SHAMBHU PRASAD Vs. STATE OF UTTAR PRADESH

Decided On November 11, 1959
SHAMBHU PRASAD Appellant
V/S
STATE OF UTTAR PRADESH Respondents

JUDGEMENT

(1.) The applicants, who are father and son and own a shop In which kerana business is carried on in the name "Shambhu Prasad Kerana Shop," have been convicted under Section 27 of the Uttar Pradesh Shops and Commercial Establishments Act, 1947, for not closing it on a Tuesday which Is the close day for it. There Is no dispute about the facts. It is admitted by the applicants that they are the owners of the shop, that Tuesday is a close day for it and that on the particular Tuesday they kept the shop open and carried on business. On these admissions they were convicted and were rightly convicted.

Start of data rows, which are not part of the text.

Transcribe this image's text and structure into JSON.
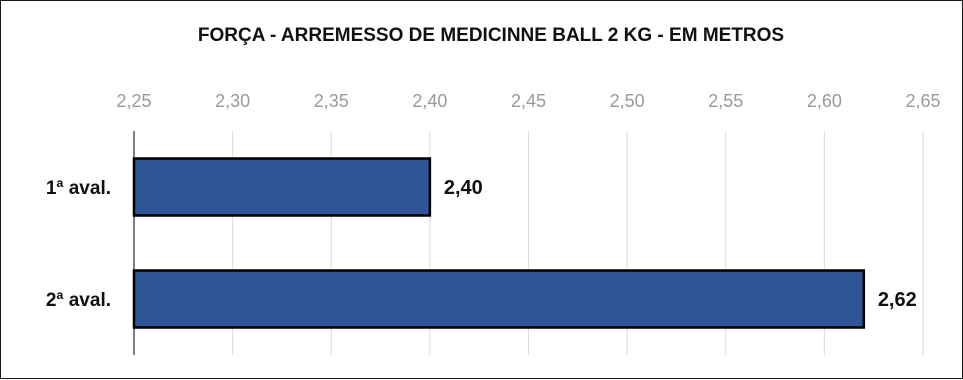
{
  "chart_data": {
    "type": "bar",
    "orientation": "horizontal",
    "title": "FORÇA - ARREMESSO DE MEDICINNE BALL 2 KG - EM METROS",
    "xlabel": "",
    "ylabel": "",
    "categories": [
      "1ª aval.",
      "2ª aval."
    ],
    "values": [
      2.4,
      2.62
    ],
    "data_labels": [
      "2,40",
      "2,62"
    ],
    "xlim": [
      2.25,
      2.65
    ],
    "xticks": [
      2.25,
      2.3,
      2.35,
      2.4,
      2.45,
      2.5,
      2.55,
      2.6,
      2.65
    ],
    "xtick_labels": [
      "2,25",
      "2,30",
      "2,35",
      "2,40",
      "2,45",
      "2,50",
      "2,55",
      "2,60",
      "2,65"
    ],
    "x_axis_position": "top",
    "grid": true,
    "legend": "none",
    "bar_color": "#2f5597",
    "bar_edge_color": "#000000"
  }
}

(2.) The conviction la challenged on the sole ground that the applicants do not employ any employee in the shop and that consequently they could not be convicted under Section 27. For this proposition they rely upon Abld Ali v. the State 1958-I L.L.J. 734 in which my brother Mulla observed on p. 736: It is a misapprehension that any shopkeeper who opens his shop on a close day is per se guilty of an offence under Section 10 of this Act and that only that shopkeeper who is also an employer, as defined in the Act, can be held guilty for opening his shop on a close day. In that case the accused was the owner of the shop ahd It was contended that he was an employer but my learned brother held the contention to be not maintainable and observed at p. 736: Employer by itself indicates that someone is employed by him and where there is no evidence that the owner of a shop had employed any workman, he does not become an employer, merely because he is an owner of a shop.; and referred to the preamble of the Act which is: It is expedient to provide for holiday and to regulate hours of employment and certain other conditions of employees in shops and commercial establishments. and to the provision of Section 4 of the Act laying down that nothing in it shall apply to persons occupying positions of a confidential, managerial or supervisory character, persons whose work is inherently intermittent, offices of Government or of local authorities, establishments for the treatment or the care of the sick, infirm, etc., and " members of the family of any employer."

(3.) With great respect to my learned brother I do not agree that one cannot be an employer of a shop unless there in an employee or that a person cannot be convicted under Section 27 of the Act unless he has employed employees in the shop.